Lisensi yang lahir dari negosiasi dan kesepakatan bebas antara pemegang paten dan calon pengguna teknologi dikenal sebagai Lisensi Sukarela (Voluntary Licensing). Ini adalah bentuk lisensi yang paling umum dan terbagi menjadi dua jenis utama. Pertama, Lisensi Eksklusif, di mana pemegang paten memberikan izin hanya kepada satu penerima lisensi tunggal untuk melaksanakan paten dalam wilayah dan jangka waktu tertentu. Konsekuensinya, pemegang paten sendiri tidak lagi dapat memberikan lisensi kepada pihak lain di wilayah yang sama. Kedua, Lisensi Non-Eksklusif, di mana pemegang paten memberikan izin kepada satu pihak, namun tetap berhak untuk memberikan izin serupa kepada pihak-pihak lain secara bersamaan. Dalam skema ini, pemegang paten juga secara otomatis tetap berhak melaksanakan sendiri patennya, kecuali diperjanjikan sebaliknya, sebagaimana diatur dalam Pasal 77 UU Paten.  

Dalam situasi tertentu, negara dapat mengintervensi hak eksklusif pemegang paten demi kepentingan publik yang lebih besar. Intervensi ini dapat berupa Lisensi Wajib (Compulsory License), yaitu lisensi untuk melaksanakan paten yang diberikan berdasarkan Keputusan Menteri tanpa memerlukan persetujuan dari pemegang paten. Permohonan lisensi wajib dapat diajukan oleh pihak ketiga dengan alasan bahwa pemegang paten tidak melaksanakan patennya di Indonesia dalam jangka waktu 36 bulan setelah paten diberikan, atau paten dilaksanakan dalam bentuk dan cara yang merugikan kepentingan masyarakat.

Selain itu, terdapat pula mekanisme Pelaksanaan oleh Pemerintah (Government Use), di mana Pemerintah dapat melaksanakan sendiri suatu paten yang ada di Indonesia tanpa persetujuan pemegang paten. Hal ini dapat dilakukan jika berkaitan dengan pertahanan dan keamanan negara atau untuk memenuhi kebutuhan yang sangat mendesak bagi kepentingan masyarakat, seperti penanggulangan wabah penyakit. Dalam kedua mekanisme ini, pemerintah akan menetapkan imbalan yang wajar kepada pemegang paten.  

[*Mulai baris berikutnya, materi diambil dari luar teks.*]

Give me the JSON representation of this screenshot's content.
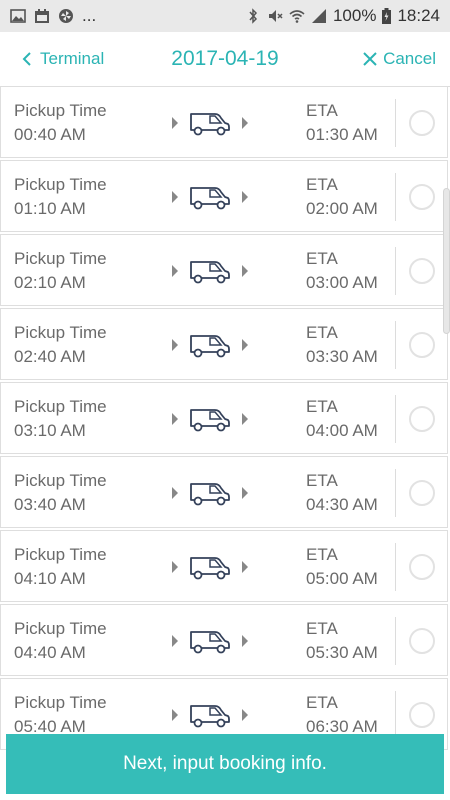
{
  "status_bar": {
    "icons_left": [
      "image-icon",
      "calendar-icon",
      "pinwheel-icon"
    ],
    "more": "...",
    "icons_right": [
      "bluetooth-icon",
      "mute-icon",
      "wifi-icon",
      "signal-icon"
    ],
    "battery": "100%",
    "time": "18:24"
  },
  "header": {
    "back_label": "Terminal",
    "title": "2017-04-19",
    "cancel_label": "Cancel"
  },
  "colors": {
    "accent": "#2bb4b4",
    "button": "#35bdb8",
    "text": "#6a6a6a"
  },
  "rows": [
    {
      "pickup_label": "Pickup Time",
      "pickup_time": "00:40 AM",
      "eta_label": "ETA",
      "eta_time": "01:30 AM"
    },
    {
      "pickup_label": "Pickup Time",
      "pickup_time": "01:10 AM",
      "eta_label": "ETA",
      "eta_time": "02:00 AM"
    },
    {
      "pickup_label": "Pickup Time",
      "pickup_time": "02:10 AM",
      "eta_label": "ETA",
      "eta_time": "03:00 AM"
    },
    {
      "pickup_label": "Pickup Time",
      "pickup_time": "02:40 AM",
      "eta_label": "ETA",
      "eta_time": "03:30 AM"
    },
    {
      "pickup_label": "Pickup Time",
      "pickup_time": "03:10 AM",
      "eta_label": "ETA",
      "eta_time": "04:00 AM"
    },
    {
      "pickup_label": "Pickup Time",
      "pickup_time": "03:40 AM",
      "eta_label": "ETA",
      "eta_time": "04:30 AM"
    },
    {
      "pickup_label": "Pickup Time",
      "pickup_time": "04:10 AM",
      "eta_label": "ETA",
      "eta_time": "05:00 AM"
    },
    {
      "pickup_label": "Pickup Time",
      "pickup_time": "04:40 AM",
      "eta_label": "ETA",
      "eta_time": "05:30 AM"
    },
    {
      "pickup_label": "Pickup Time",
      "pickup_time": "05:40 AM",
      "eta_label": "ETA",
      "eta_time": "06:30 AM"
    }
  ],
  "next_button_label": "Next, input booking info."
}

Di luar klasifikasi tersebut, dalam praktik bisnis dikenal pula Lisensi Silang (Cross-Licensing). Mekanisme ini terjadi ketika dua atau lebih pemegang paten saling memberikan lisensi atas paten yang mereka miliki. Hal ini sering terjadi dalam industri teknologi kompleks di mana suatu produk baru mungkin memerlukan penggunaan beberapa paten yang dimiliki oleh entitas yang berbeda.  

Scripta Manent: Urgensi Kewajiban Perjanjian Lisensi dalam Bentuk Tertulis

Adagium Latin verba volant, scripta manent yang berarti “kata-kata lisan terbang hilang, tulisan tetap abadi” menangkap esensi mengapa hukum modern sangat menekankan pentingnya dokumentasi tertulis. Dalam konteks perjanjian lisensi paten di Indonesia, kewajiban bentuk tertulis bukan sekadar anjuran, melainkan sebuah syarat hukum yang imperatif dan menjadi jawaban fundamental mengapa negosiasi atau kesepakatan lisan tidak memiliki kekuatan hukum di pengadilan.

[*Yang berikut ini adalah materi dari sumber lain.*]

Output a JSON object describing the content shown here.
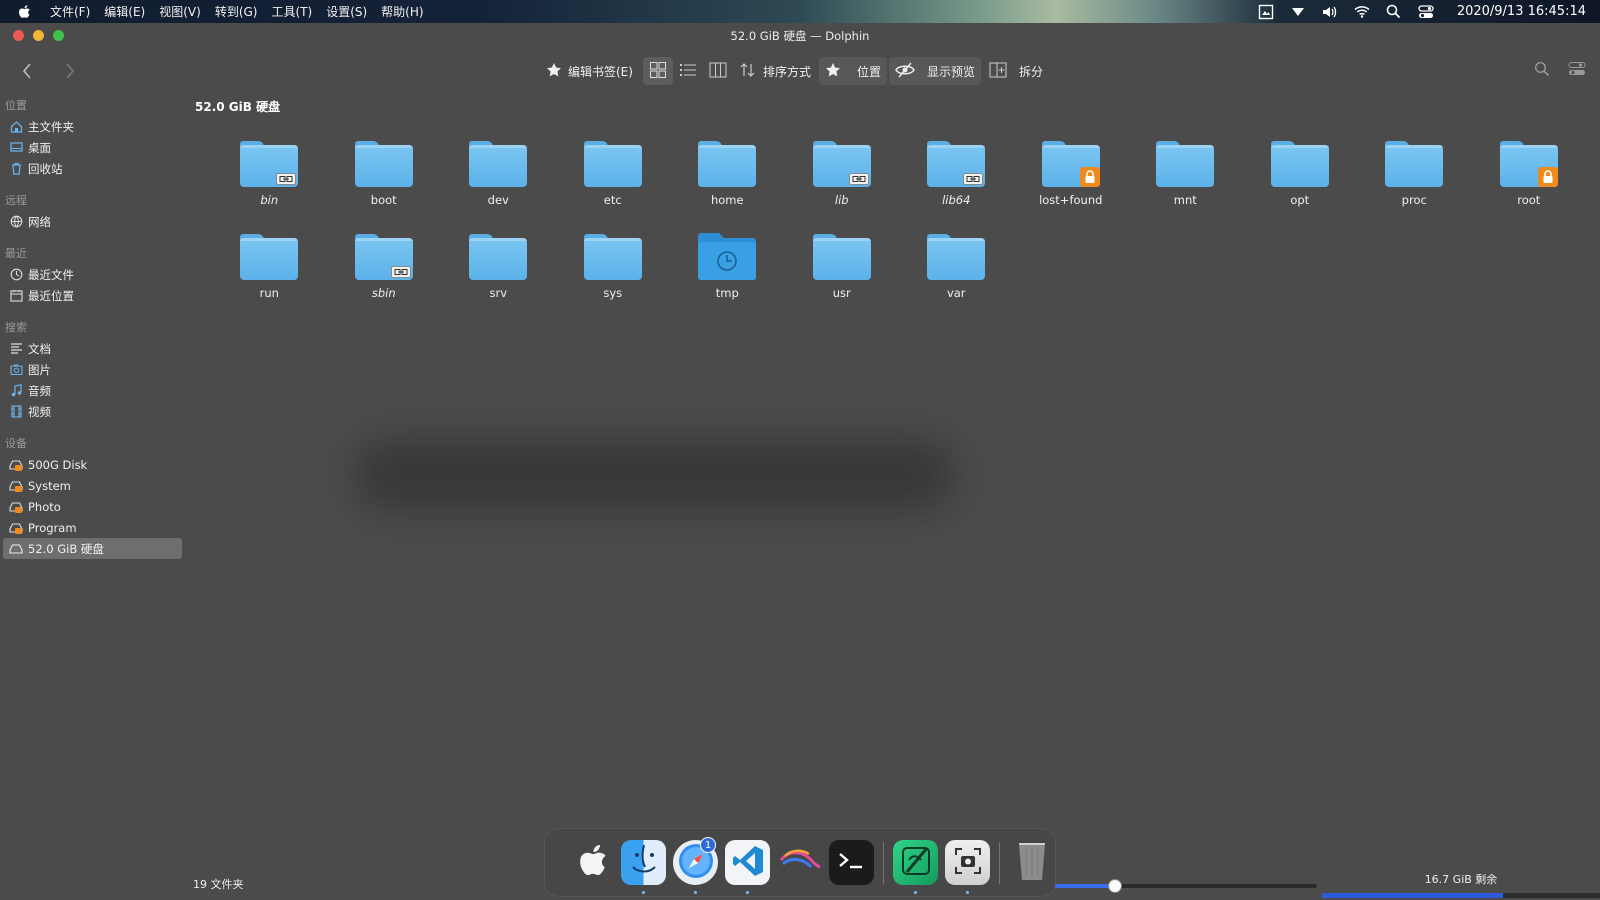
{
  "menubar": {
    "items": [
      "文件(F)",
      "编辑(E)",
      "视图(V)",
      "转到(G)",
      "工具(T)",
      "设置(S)",
      "帮助(H)"
    ],
    "clock": "2020/9/13  16:45:14",
    "tray_icons": [
      "screenshot-icon",
      "dropdown-icon",
      "volume-icon",
      "wifi-icon",
      "search-icon",
      "control-center-icon"
    ]
  },
  "window": {
    "title": "52.0 GiB 硬盘 — Dolphin"
  },
  "toolbar": {
    "edit_bookmark": "编辑书签(E)",
    "sort": "排序方式",
    "location": "位置",
    "preview": "显示预览",
    "split": "拆分"
  },
  "sidebar": {
    "sections": [
      {
        "label": "位置",
        "items": [
          {
            "label": "主文件夹",
            "icon": "home-icon"
          },
          {
            "label": "桌面",
            "icon": "desktop-icon"
          },
          {
            "label": "回收站",
            "icon": "trash-icon"
          }
        ]
      },
      {
        "label": "远程",
        "items": [
          {
            "label": "网络",
            "icon": "network-icon"
          }
        ]
      },
      {
        "label": "最近",
        "items": [
          {
            "label": "最近文件",
            "icon": "clock-icon"
          },
          {
            "label": "最近位置",
            "icon": "calendar-icon"
          }
        ]
      },
      {
        "label": "搜索",
        "items": [
          {
            "label": "文档",
            "icon": "document-icon"
          },
          {
            "label": "图片",
            "icon": "image-icon"
          },
          {
            "label": "音频",
            "icon": "music-icon"
          },
          {
            "label": "视频",
            "icon": "video-icon"
          }
        ]
      },
      {
        "label": "设备",
        "items": [
          {
            "label": "500G Disk",
            "icon": "drive-icon"
          },
          {
            "label": "System",
            "icon": "drive-icon"
          },
          {
            "label": "Photo",
            "icon": "drive-icon"
          },
          {
            "label": "Program",
            "icon": "drive-icon"
          },
          {
            "label": "52.0 GiB 硬盘",
            "icon": "drive-icon",
            "selected": true
          }
        ]
      }
    ]
  },
  "content": {
    "breadcrumb": "52.0 GiB 硬盘",
    "files": [
      {
        "name": "bin",
        "badge": "link"
      },
      {
        "name": "boot",
        "badge": ""
      },
      {
        "name": "dev",
        "badge": ""
      },
      {
        "name": "etc",
        "badge": ""
      },
      {
        "name": "home",
        "badge": ""
      },
      {
        "name": "lib",
        "badge": "link"
      },
      {
        "name": "lib64",
        "badge": "link"
      },
      {
        "name": "lost+found",
        "badge": "lock"
      },
      {
        "name": "mnt",
        "badge": ""
      },
      {
        "name": "opt",
        "badge": ""
      },
      {
        "name": "proc",
        "badge": ""
      },
      {
        "name": "root",
        "badge": "lock"
      },
      {
        "name": "run",
        "badge": ""
      },
      {
        "name": "sbin",
        "badge": "link"
      },
      {
        "name": "srv",
        "badge": ""
      },
      {
        "name": "sys",
        "badge": ""
      },
      {
        "name": "tmp",
        "badge": "tmp"
      },
      {
        "name": "usr",
        "badge": ""
      },
      {
        "name": "var",
        "badge": ""
      }
    ]
  },
  "status": {
    "count": "19 文件夹",
    "free_space": "16.7 GiB 剩余",
    "zoom_level": 0.23,
    "used_fraction": 0.65
  },
  "dock": {
    "items": [
      {
        "icon": "apple-icon",
        "running": false
      },
      {
        "icon": "finder-icon",
        "running": true
      },
      {
        "icon": "browser-icon",
        "running": true,
        "badge": "1"
      },
      {
        "icon": "vscode-icon",
        "running": true
      },
      {
        "icon": "kali-icon",
        "running": false
      },
      {
        "icon": "terminal-icon",
        "running": false
      },
      {
        "icon": "editor-icon",
        "running": true
      },
      {
        "icon": "screenshot-app-icon",
        "running": true
      },
      {
        "icon": "trash-icon",
        "running": false
      }
    ]
  }
}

Kewajiban bentuk tertulis termaktub secara eksplisit dalam definisi “Lisensi” pada Pasal 1 Angka 11 UU Paten, yang menyatakan bahwa lisensi diberikan “berdasarkan perjanjian tertulis”. Diperkuat lagi dalam Pasal 76, ketentuan ini menegaskan bahwa pemberian lisensi dilakukan “berdasarkan perjanjian Lisensi” yang wujudnya harus tertulis. Implikasi dari norma ini sangat tegas yaitu tanpa adanya dokumen tertulis yang membuktikan adanya kesepakatan, maka secara yuridis tidak pernah ada perjanjian lisensi paten yang sah.

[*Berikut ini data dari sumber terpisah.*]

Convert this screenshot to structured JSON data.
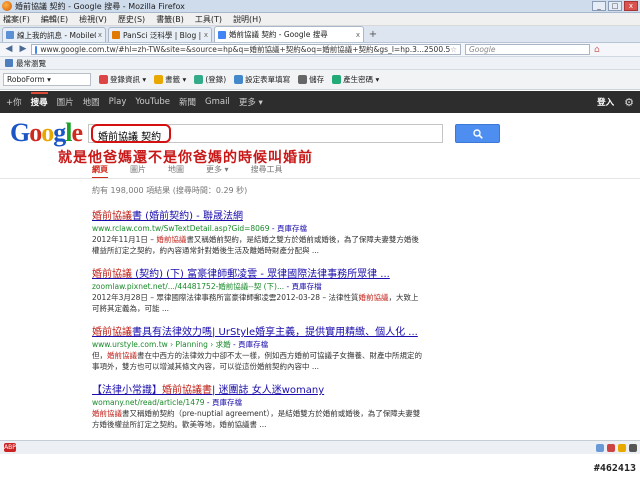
{
  "window": {
    "title": "婚前協議 契約 - Google 搜尋 - Mozilla Firefox",
    "min": "_",
    "max": "□",
    "close": "x"
  },
  "menu": [
    "檔案(F)",
    "編輯(E)",
    "檢視(V)",
    "歷史(S)",
    "書籤(B)",
    "工具(T)",
    "說明(H)"
  ],
  "tabs": [
    {
      "label": "線上我的訊息 - Mobile01",
      "fav": "#5b8fd6"
    },
    {
      "label": "PanSci 泛科學 | Blog | 比爾蓋茲的廚...",
      "fav": "#e07b00"
    },
    {
      "label": "婚前協議 契約 - Google 搜尋",
      "fav": "#4285f4"
    }
  ],
  "tab_close": "x",
  "new_tab": "+",
  "nav": {
    "back": "◀",
    "forward": "▶",
    "url": "www.google.com.tw/#hl=zh-TW&site=&source=hp&q=婚前協議+契約&oq=婚前協議+契約&gs_l=hp.3...2500.5",
    "search_placeholder": "Google",
    "star": "☆",
    "home": "⌂"
  },
  "bookmarks": {
    "label": "最常瀏覽"
  },
  "toolbar": {
    "roboform": "RoboForm ▾",
    "items": [
      {
        "label": "登錄資訊 ▾",
        "color": "#d44"
      },
      {
        "label": "書籤 ▾",
        "color": "#e9a800"
      },
      {
        "label": "(登錄)",
        "color": "#3a8"
      },
      {
        "label": "設定表單填寫",
        "color": "#48c"
      },
      {
        "label": "儲存",
        "color": "#666"
      },
      {
        "label": "產生密碼 ▾",
        "color": "#2a7"
      }
    ]
  },
  "gbar": {
    "items": [
      "+你",
      "搜尋",
      "圖片",
      "地圖",
      "Play",
      "YouTube",
      "新聞",
      "Gmail",
      "更多 ▾"
    ],
    "active": "搜尋",
    "signin": "登入",
    "gear": "⚙"
  },
  "search": {
    "query": "婚前協議 契約",
    "annotation": "就是他爸媽還不是你爸媽的時候叫婚前"
  },
  "result_tabs": [
    "網頁",
    "圖片",
    "地圖",
    "更多 ▾",
    "搜尋工具"
  ],
  "result_tab_active": "網頁",
  "stats": "約有 198,000 項結果 (搜尋時間：0.29 秒)",
  "results": [
    {
      "title_pre": "",
      "title_hl": "婚前協議",
      "title_post": "書 (婚前契約) - 聯晟法網",
      "url": "www.rclaw.com.tw/SwTextDetail.asp?Gid=8069",
      "cache": " - 頁庫存檔",
      "snippet_pre": "2012年11月1日 – ",
      "snippet_hl": "婚前協議",
      "snippet_post": "書又稱婚前契約，是結婚之雙方於婚前或婚後，為了保障夫妻雙方婚後權益所訂定之契約，約內容通常針對婚後生活及離婚時財產分配與 ..."
    },
    {
      "title_pre": "",
      "title_hl": "婚前協議",
      "title_post": " (契約) (下) 富豪律師郵凌雲 - 眾律國際法律事務所眾律 ...",
      "url": "zoomlaw.pixnet.net/.../44481752-婚前協議--契 (下)...",
      "cache": " - 頁庫存檔",
      "snippet_pre": "2012年3月28日 – 眾律國際法律事務所富豪律師郵凌雲2012-03-28 –  法律性質",
      "snippet_hl": "婚前協議",
      "snippet_post": "，大致上可將其定義為，可能 ..."
    },
    {
      "title_pre": "",
      "title_hl": "婚前協議",
      "title_post": "書具有法律效力嗎| UrStyle婚享主義，提供實用精緻、個人化 ...",
      "url": "www.urstyle.com.tw › Planning › 求婚",
      "cache": " - 頁庫存檔",
      "snippet_pre": "但，",
      "snippet_hl": "婚前協議",
      "snippet_post": "書在中西方的法律效力中卻不太一樣，例如西方婚前可協議子女撫養、財產中所規定的事項外，雙方也可以增減其條文內容，可以從這份婚前契約內容中 ..."
    },
    {
      "title_pre": "【法律小常識】",
      "title_hl": "婚前協議書",
      "title_post": "| 迷團誌 女人迷womany",
      "url": "womany.net/read/article/1479",
      "cache": " - 頁庫存檔",
      "snippet_pre": "",
      "snippet_hl": "婚前協議",
      "snippet_post": "書又稱婚前契約（pre-nuptial agreement），是結婚雙方於婚前或婚後，為了保障夫妻雙方婚後權益所訂定之契約。歡美等地，婚前協議書 ..."
    }
  ],
  "status": {
    "abp": "ABP"
  },
  "watermark": "#462413"
}
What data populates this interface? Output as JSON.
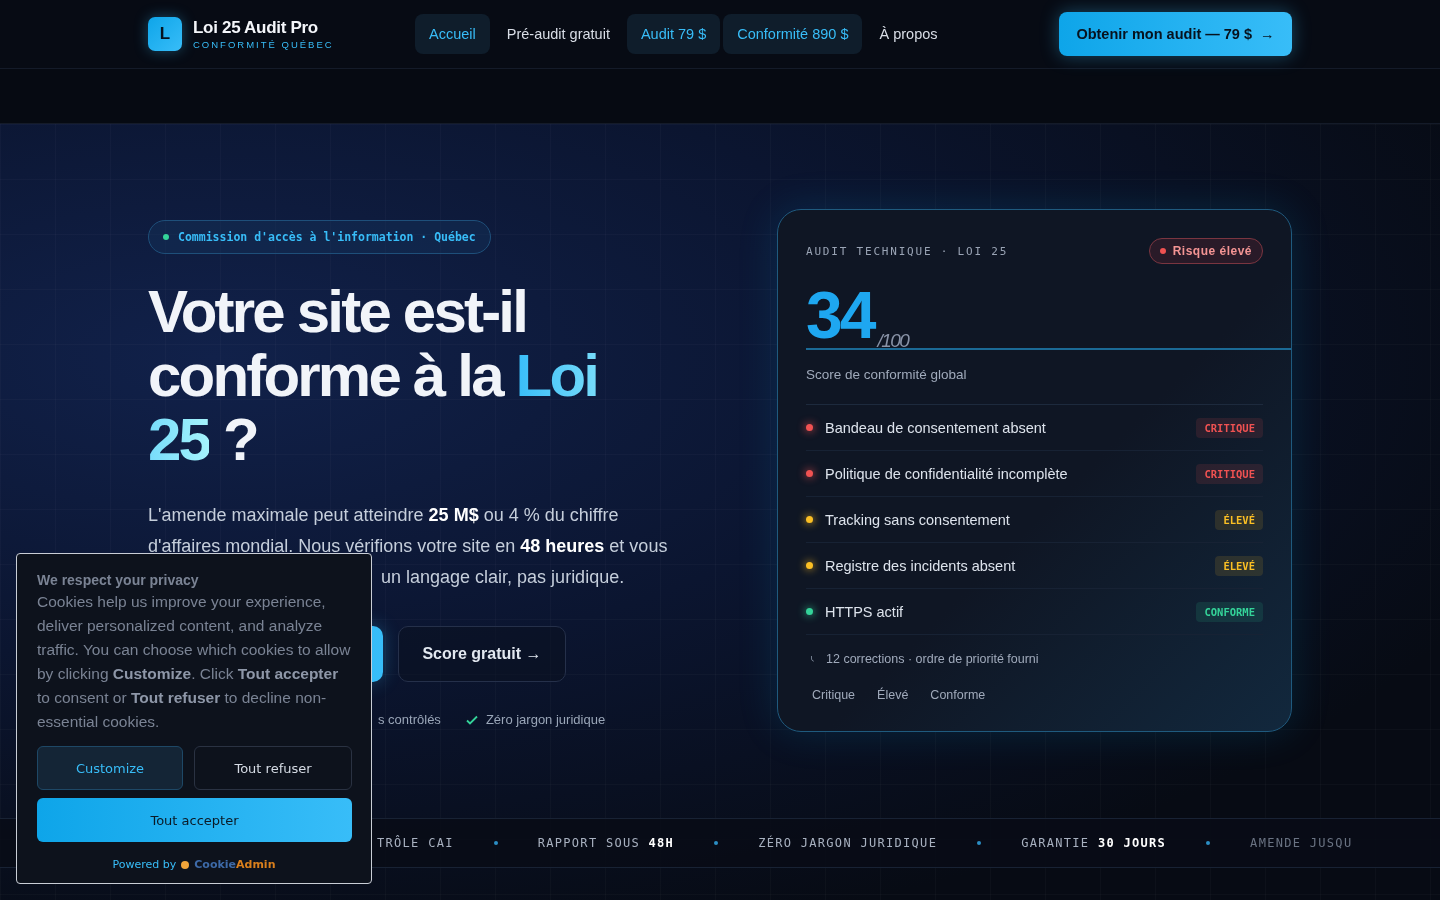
{
  "header": {
    "logo_letter": "L",
    "brand": "Loi 25 Audit Pro",
    "tagline": "CONFORMITÉ QUÉBEC",
    "nav": [
      {
        "label": "Accueil",
        "kind": "pill"
      },
      {
        "label": "Pré-audit gratuit",
        "kind": "link"
      },
      {
        "label": "Audit 79 $",
        "kind": "pill"
      },
      {
        "label": "Conformité 890 $",
        "kind": "pill"
      },
      {
        "label": "À propos",
        "kind": "link"
      }
    ],
    "cta": {
      "label": "Obtenir mon audit — 79 $",
      "arrow": "→"
    }
  },
  "hero": {
    "eyebrow": "Commission d'accès à l'information · Québec",
    "title_before": "Votre site est-il conforme à la ",
    "title_accent": "Loi 25",
    "title_after": " ?",
    "paragraph": "L'amende maximale peut atteindre **25 M$** ou 4 % du chiffre d'affaires mondial. Nous vérifions votre site en **48 heures** et vous",
    "paragraph_tail": "un langage clair, pas juridique.",
    "secondary_button": "Score gratuit →",
    "checks": [
      {
        "text": "s contrôlés",
        "icon": false
      },
      {
        "text": "Zéro jargon juridique",
        "icon": true
      }
    ]
  },
  "audit_card": {
    "eyebrow": "AUDIT TECHNIQUE · LOI 25",
    "risk": "Risque élevé",
    "score": "34",
    "score_max": "/100",
    "score_label": "Score de conformité global",
    "items": [
      {
        "label": "Bandeau de consentement absent",
        "tag": "CRITIQUE",
        "color": "#f05252"
      },
      {
        "label": "Politique de confidentialité incomplète",
        "tag": "CRITIQUE",
        "color": "#f05252"
      },
      {
        "label": "Tracking sans consentement",
        "tag": "ÉLEVÉ",
        "color": "#fbbf24"
      },
      {
        "label": "Registre des incidents absent",
        "tag": "ÉLEVÉ",
        "color": "#fbbf24"
      },
      {
        "label": "HTTPS actif",
        "tag": "CONFORME",
        "color": "#34d399"
      }
    ],
    "footer": "12 corrections · ordre de priorité fourni",
    "legend": [
      "Critique",
      "Élevé",
      "Conforme"
    ]
  },
  "ticker": [
    {
      "text": "TRÔLE CAI",
      "faded": false
    },
    {
      "text": "RAPPORT SOUS **48H**",
      "faded": false
    },
    {
      "text": "ZÉRO JARGON JURIDIQUE",
      "faded": false
    },
    {
      "text": "GARANTIE **30 JOURS**",
      "faded": false
    },
    {
      "text": "AMENDE JUSQU",
      "faded": true
    }
  ],
  "cookie_banner": {
    "title": "We respect your privacy",
    "body": "Cookies help us improve your experience, deliver personalized content, and analyze traffic. You can choose which cookies to allow by clicking **Customize**. Click **Tout accepter** to consent or **Tout refuser** to decline non-essential cookies.",
    "buttons": [
      {
        "label": "Customize",
        "kind": "customize"
      },
      {
        "label": "Tout refuser",
        "kind": "refuse"
      },
      {
        "label": "Tout accepter",
        "kind": "accept"
      }
    ],
    "powered_by": "Powered by",
    "brand_a": "Cookie",
    "brand_b": "Admin"
  }
}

Kesepakatan lisan, meskipun mungkin terjadi dan disaksikan, tidak akan diakui oleh hukum paten sebagai dasar pemberian lisensi. Ini merupakan syarat konstitutif, yang berarti keberadaan dokumen tertulis adalah elemen yang melahirkan perjanjian lisensi itu sendiri di mata hukum.  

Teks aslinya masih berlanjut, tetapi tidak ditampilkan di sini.